Functionally Graded Materials (FGM) is a kind of nonhomogeneous materials, which is being widely used in many fields. The study on the mechanical properties of FGM is becoming a focus in mechanics research, expecially about it’s fracture problems. Stress intensity factor is a important parameter during the fracture process of FGM, it represents the crack tip stress field intensity, therefore, many scholars have launched the research in this area.The main content of this paper is to study the change regularity of stress intensity factor of the crack tip of FGM with the condition of load. As we all know, the material parameter of FGM varies continuously in space, it is very difficult by theoretical analysis; however, the numerical analysis is an effective method.

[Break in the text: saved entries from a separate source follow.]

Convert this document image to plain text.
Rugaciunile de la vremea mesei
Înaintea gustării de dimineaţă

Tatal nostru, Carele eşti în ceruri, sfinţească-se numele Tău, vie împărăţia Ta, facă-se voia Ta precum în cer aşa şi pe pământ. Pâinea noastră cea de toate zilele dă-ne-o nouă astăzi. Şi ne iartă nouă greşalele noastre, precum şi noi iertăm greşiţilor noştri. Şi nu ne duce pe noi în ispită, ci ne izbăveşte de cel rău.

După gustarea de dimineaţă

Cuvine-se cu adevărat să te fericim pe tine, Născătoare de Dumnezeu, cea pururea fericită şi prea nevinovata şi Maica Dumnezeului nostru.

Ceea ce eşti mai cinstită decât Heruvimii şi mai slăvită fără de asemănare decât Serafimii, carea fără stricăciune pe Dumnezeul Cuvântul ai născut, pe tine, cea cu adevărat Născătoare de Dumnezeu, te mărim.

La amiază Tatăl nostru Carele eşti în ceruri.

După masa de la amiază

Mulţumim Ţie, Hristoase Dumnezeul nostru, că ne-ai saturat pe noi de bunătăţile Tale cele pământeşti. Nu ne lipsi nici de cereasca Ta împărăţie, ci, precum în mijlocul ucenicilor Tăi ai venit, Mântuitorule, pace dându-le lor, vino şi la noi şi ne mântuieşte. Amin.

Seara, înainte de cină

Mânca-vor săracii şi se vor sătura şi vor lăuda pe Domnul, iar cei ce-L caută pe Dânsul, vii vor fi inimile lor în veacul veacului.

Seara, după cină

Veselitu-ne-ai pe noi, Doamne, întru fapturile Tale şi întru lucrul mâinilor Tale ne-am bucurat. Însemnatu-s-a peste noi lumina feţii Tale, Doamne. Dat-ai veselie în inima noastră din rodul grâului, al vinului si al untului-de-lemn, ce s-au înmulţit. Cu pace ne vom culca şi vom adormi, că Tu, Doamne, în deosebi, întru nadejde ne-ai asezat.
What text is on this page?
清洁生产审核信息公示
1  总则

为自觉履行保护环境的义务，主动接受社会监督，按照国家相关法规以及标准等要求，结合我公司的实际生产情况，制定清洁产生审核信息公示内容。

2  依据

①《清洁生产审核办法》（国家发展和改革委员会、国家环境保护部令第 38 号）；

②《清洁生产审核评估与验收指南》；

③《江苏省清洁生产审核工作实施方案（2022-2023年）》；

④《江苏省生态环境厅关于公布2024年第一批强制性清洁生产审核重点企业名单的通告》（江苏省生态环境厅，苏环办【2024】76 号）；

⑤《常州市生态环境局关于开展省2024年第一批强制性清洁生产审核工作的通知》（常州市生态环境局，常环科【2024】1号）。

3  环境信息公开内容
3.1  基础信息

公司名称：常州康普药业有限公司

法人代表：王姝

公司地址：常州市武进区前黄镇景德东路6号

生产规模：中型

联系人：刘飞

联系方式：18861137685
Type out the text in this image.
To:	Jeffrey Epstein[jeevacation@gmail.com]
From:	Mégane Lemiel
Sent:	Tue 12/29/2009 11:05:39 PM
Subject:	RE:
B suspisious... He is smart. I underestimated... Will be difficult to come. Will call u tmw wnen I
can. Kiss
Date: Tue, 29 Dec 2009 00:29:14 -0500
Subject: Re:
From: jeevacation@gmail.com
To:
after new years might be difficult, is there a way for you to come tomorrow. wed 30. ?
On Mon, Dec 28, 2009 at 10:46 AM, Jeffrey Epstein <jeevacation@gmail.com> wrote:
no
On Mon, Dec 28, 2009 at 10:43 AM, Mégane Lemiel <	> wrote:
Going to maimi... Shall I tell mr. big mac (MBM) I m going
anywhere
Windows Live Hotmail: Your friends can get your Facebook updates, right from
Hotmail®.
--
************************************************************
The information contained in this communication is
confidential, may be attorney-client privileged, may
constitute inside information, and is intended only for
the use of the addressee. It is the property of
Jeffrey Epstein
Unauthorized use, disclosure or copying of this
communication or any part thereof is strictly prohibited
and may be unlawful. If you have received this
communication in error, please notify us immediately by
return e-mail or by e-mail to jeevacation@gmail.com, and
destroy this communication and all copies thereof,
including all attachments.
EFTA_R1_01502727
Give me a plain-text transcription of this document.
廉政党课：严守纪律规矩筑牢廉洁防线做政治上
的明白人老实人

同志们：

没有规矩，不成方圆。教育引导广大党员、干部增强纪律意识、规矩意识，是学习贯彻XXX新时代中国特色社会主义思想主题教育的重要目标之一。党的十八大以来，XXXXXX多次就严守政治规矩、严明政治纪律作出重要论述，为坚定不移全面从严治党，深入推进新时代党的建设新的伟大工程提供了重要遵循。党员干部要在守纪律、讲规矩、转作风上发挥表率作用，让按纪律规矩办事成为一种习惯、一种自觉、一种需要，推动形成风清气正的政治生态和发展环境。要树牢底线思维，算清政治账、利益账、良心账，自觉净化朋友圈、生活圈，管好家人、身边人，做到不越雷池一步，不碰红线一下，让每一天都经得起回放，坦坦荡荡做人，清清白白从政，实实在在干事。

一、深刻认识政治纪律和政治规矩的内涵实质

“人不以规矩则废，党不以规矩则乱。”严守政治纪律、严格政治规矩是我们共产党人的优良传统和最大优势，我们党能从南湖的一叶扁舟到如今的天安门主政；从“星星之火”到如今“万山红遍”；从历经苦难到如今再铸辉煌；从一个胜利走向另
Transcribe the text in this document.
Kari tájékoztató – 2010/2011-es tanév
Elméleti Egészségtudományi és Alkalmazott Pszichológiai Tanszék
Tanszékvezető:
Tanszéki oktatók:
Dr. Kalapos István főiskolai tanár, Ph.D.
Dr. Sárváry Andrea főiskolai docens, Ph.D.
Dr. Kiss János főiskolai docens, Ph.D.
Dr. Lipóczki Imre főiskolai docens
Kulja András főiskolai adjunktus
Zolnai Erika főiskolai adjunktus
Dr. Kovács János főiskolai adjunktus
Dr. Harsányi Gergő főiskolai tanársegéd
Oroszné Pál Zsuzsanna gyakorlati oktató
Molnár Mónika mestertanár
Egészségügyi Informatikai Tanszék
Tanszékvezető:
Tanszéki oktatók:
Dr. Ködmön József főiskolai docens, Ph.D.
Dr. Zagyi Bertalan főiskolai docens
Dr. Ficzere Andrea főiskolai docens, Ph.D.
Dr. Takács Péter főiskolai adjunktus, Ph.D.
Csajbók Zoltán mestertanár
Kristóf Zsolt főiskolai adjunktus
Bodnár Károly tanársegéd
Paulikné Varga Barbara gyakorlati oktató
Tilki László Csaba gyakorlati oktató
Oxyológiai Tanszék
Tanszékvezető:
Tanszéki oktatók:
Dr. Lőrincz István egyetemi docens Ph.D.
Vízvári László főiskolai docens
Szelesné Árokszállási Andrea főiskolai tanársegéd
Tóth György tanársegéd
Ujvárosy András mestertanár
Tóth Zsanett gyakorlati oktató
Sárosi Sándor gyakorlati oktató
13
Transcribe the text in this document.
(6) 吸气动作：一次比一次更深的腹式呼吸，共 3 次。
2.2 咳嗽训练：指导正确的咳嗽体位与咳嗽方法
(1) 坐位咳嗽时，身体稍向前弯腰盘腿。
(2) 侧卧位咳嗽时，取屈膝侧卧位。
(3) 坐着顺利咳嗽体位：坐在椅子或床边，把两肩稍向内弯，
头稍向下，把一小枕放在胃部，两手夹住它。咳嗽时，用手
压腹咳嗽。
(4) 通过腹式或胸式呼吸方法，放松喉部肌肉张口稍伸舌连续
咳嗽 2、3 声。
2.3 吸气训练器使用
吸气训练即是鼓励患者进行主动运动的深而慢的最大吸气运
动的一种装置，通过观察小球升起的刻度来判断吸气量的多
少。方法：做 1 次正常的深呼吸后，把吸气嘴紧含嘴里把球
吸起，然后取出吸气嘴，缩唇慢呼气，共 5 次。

Based on the linear elastic fracture mechanics theory, the author has developed a finite element program for the calculation of the fracture behavior of FGM and checked it by some examples. The first chapter introduces the research history of fracture problems of functionally graded materials and the finite element method; the second chapter introduces the crack tip singular finite element and the formulation of programming process; according to the static and dynamic sequence, the next two chapters introduce some examples; the last chapter is the conclusion and program statements are listed in the appendix. The third chapter is the static calculation, and computing model is a plate and cylinder, the author studied two cases:elastic modulus is exponential function of coordinate and linear function of coordinate, the conclusions are obtained:the stress intensity factor increases with the crack growth in the same load conditions; the stress intensity factor is greater for the crack tip in the stiffer side; when the inclination angle is in the range of 0～90°, the value of KI decreases with the increasing of the angle, and the KII first increased and then decreased. In the fourth chapter, the research object is Al2O3-Ti FGM. By using the same computational model and with the condition of impact load, the author obtains some conclusions as follow:the vibration period of stress intensity factor increases with the increasing of crack length; when the crack parallels to the gradient direction, the peak of the Kdyn/Ksta is at around 2; the greater of the crack angle, the larger of Kdyn/Ksta.